This was a quote Brandon and I heard over and over and over again when we were pregnant with Rivka. We got so tired of hearing people say this to us. Finally, we just started looking at people and saying- really?! I didn't know that! Of course, this response was filled with some pretty sarcastic tones as I'm sure you can imagine!
Rivka just turned 16 months-old this past week. We found out we were pregnant with her on March 17th, 2005. That means that she's been a part of our lives now for over two years. I guess I hadn't taken the time to realize this until she turned 16 months-old. I don't think there is anything 'magical' about turning 16 months. I mean, she's not 18 months and she's certainly no longer just a little one year-old.

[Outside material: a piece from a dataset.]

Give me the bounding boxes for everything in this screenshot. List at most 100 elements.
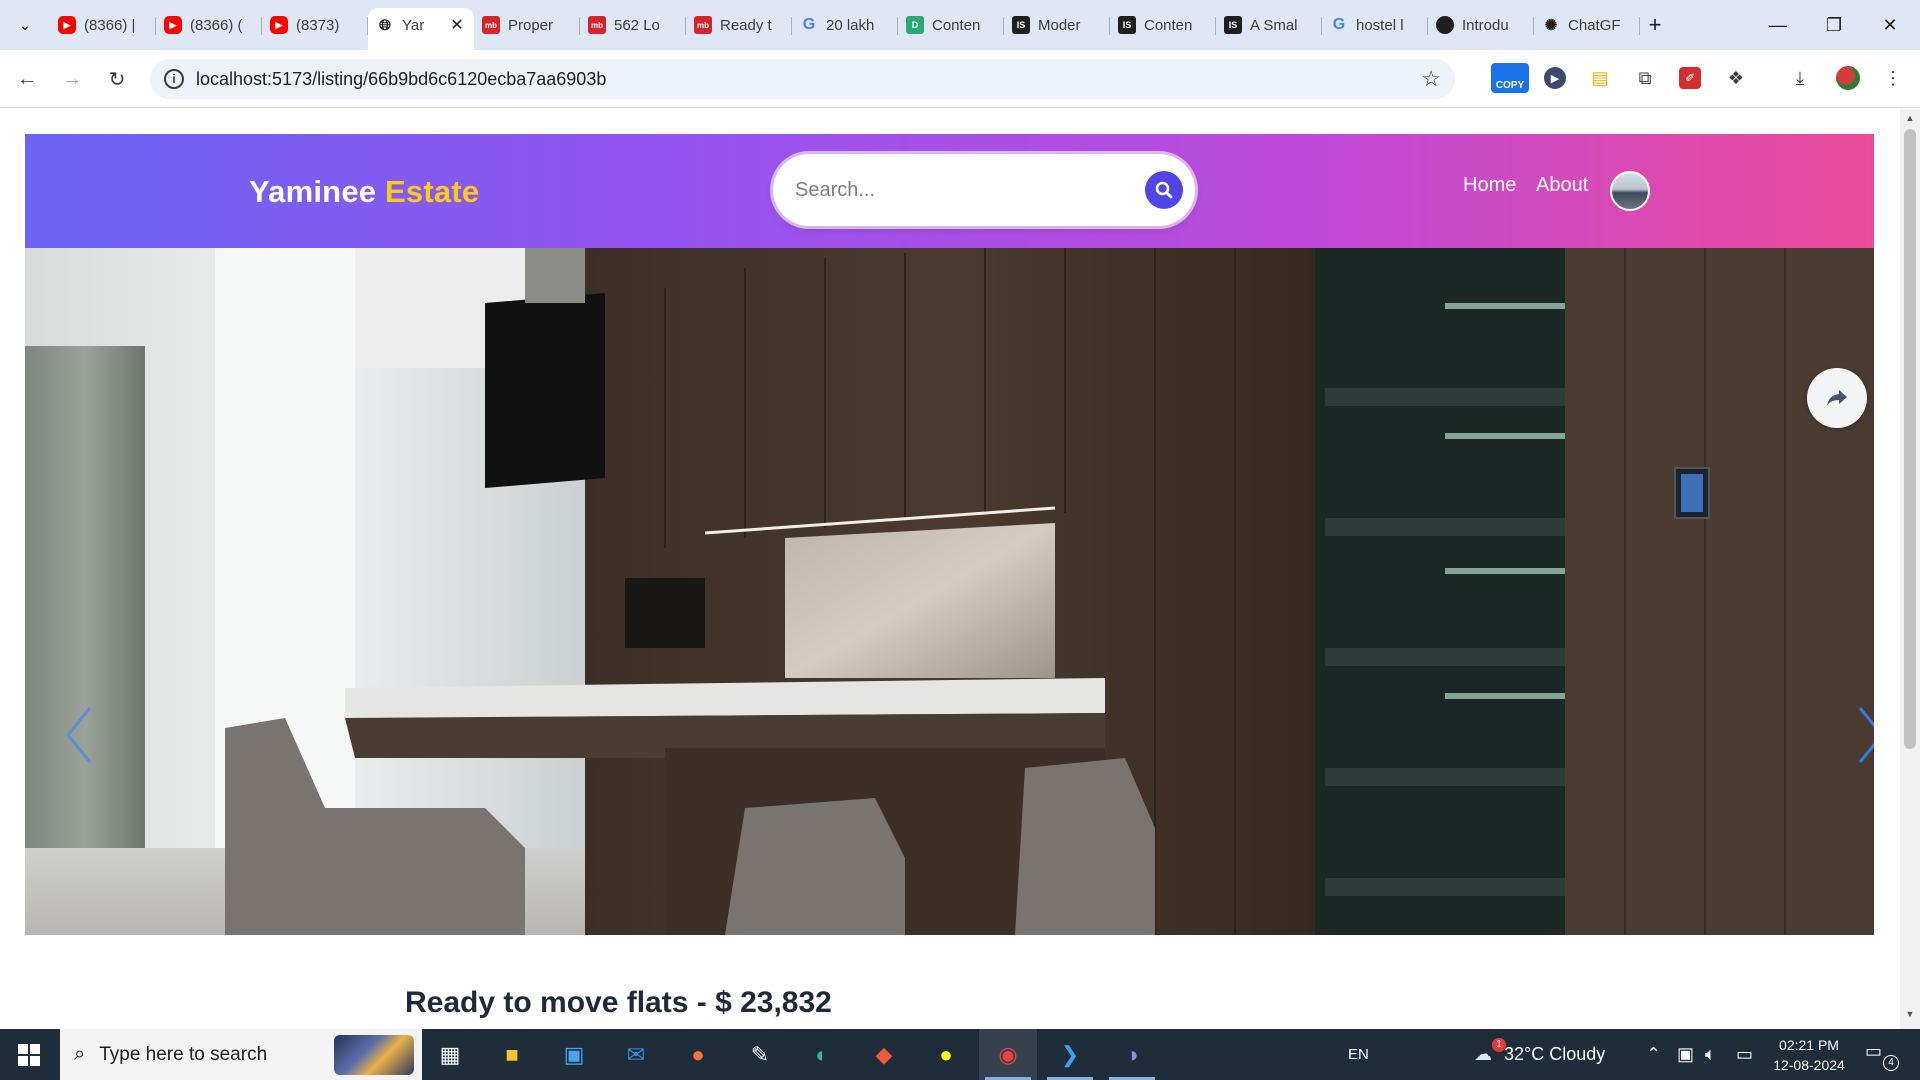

So, I have found myself reflecting on the past two years and where life has taken us. It's been quite the ride full of extreme highs (the birth of our daughter!) and extreme lows. Since we've known that we were going to be parents, I've graduated college, experienced a career change (of sorts... I wasn't really practicing as a social worker...), have become a mom, entered school (again!), moved to MD, am now working the graveyard shift (never thought I'd do that!) and am attending nursing school starting this Fall. This, of course, does not include the multiple changes Brandon has experienced as well.
So, yeah... it's true- we didn't know how much our lives would change. We had no way of knowing. I think what has struck me as odd is that most of the time when we were told "Your lives will never be the same" it seemed the commenter was indicating this was a negative thing. The truth is- I never expected to be where I'm at currently when I found out God had blessed Brandon and I with this gift two years ago. But- I wouldn't change a thing. Yes, our lives have changed immensely. My focus, thought processes, time-management skills, patience, and knowledge of boo-boo remedies are some examples of changes incurred these past few years. You know your lives have changed when you find yourself humming Veggie-tale songs to yourself when taking an exam concerning microbiology. Yes... Rivka is officially in the stage of watching tv and wanting to see the same video over and over and over...............................! :o)
So, for those of you who haven't experienced the gift of parenthood- your lives will never be the same! BUT- this is NOT a bad thing! Just realize your going to constantly be asking yourself- where did the time go?!??!